Critical Essays

Imagery in Vanity Fair

The symbolism described in the foregoing paragraphs constitutes one form of imagery. To continue with similar figures which may not be considered broadly symbolic, one reads of Miss Pinkerton, "the Semiramis of Hammersmith." Sermiramis was an Assyrian queen noted for beauty, wisdom, and voluptuousness. Hammersmith was a metropolitan borough of London. Obviously the figure is ironic. When Pitt lures James into trouble by urging him to drink and smoke in Miss Crawley's house, Thackeray calls Pitt, Machiavel, a name synonymous with political cunning, duplicity, and bad faith.

Old Sir Pitt, called Silenus, leers at Becky like a satyr. In mythology Silenus is a fat old man, jolly, intoxicated, an attendant of Bacchus. Satyrs are goat-like men, attendants of Bacchus, the god of wine.

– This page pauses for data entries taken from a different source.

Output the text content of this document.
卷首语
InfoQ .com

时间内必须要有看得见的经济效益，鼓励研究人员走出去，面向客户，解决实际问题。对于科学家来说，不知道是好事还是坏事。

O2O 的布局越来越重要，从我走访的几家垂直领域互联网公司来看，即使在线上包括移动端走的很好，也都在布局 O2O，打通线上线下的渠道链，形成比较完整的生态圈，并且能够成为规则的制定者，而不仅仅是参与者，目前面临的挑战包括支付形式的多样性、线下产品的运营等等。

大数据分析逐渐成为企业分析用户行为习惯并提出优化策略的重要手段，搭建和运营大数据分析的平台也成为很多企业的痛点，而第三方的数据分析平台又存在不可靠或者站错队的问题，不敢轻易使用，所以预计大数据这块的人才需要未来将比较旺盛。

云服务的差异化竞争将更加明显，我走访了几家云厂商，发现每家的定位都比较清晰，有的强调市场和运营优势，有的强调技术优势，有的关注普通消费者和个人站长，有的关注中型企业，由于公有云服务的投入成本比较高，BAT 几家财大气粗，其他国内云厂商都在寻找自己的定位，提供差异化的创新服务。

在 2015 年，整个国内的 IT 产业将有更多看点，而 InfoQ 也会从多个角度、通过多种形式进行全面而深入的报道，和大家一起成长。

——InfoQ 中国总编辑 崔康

Men and women are compared to trees and birds: "While Becky Sharp was on her own wing in the country, hopping on all sorts of twigs and amid a multiplicity of traps, and pecking up her food quite harmless and successful, Amelia lay snug in her home . . ." He compares George to a tree where Amelia can built her nest but says it is not safe. When Dobbin has at last won Amelia, the author says, "The bird has come in at last. There it is with its head on his shoulder, billing and cooing close up to his heart with soft outstretched fluttering wings . . ." He calls Dobbin the "rugged old oak to which you cling."

Dobbin, the "uproused British lion," tells his sisters they "hiss and shriek and cackle . . . don't begin to cry. I only said you were a couple of geese."

Thackeray compares Amelia to a violet, speaks of her nursing the corpse of Love, after George seems to have abandoned her In caring for her father, she appears to Dobbin to walk "into the room as silently as a sunbeam."

Pitt Crawley is "pompous as an undertaker." Lady Crawley is a "mere machine in her husband's house." Amelia is a "poor little white-robed angel," who fortunately can't hear George and his fellows roaring over their whiskey-punch.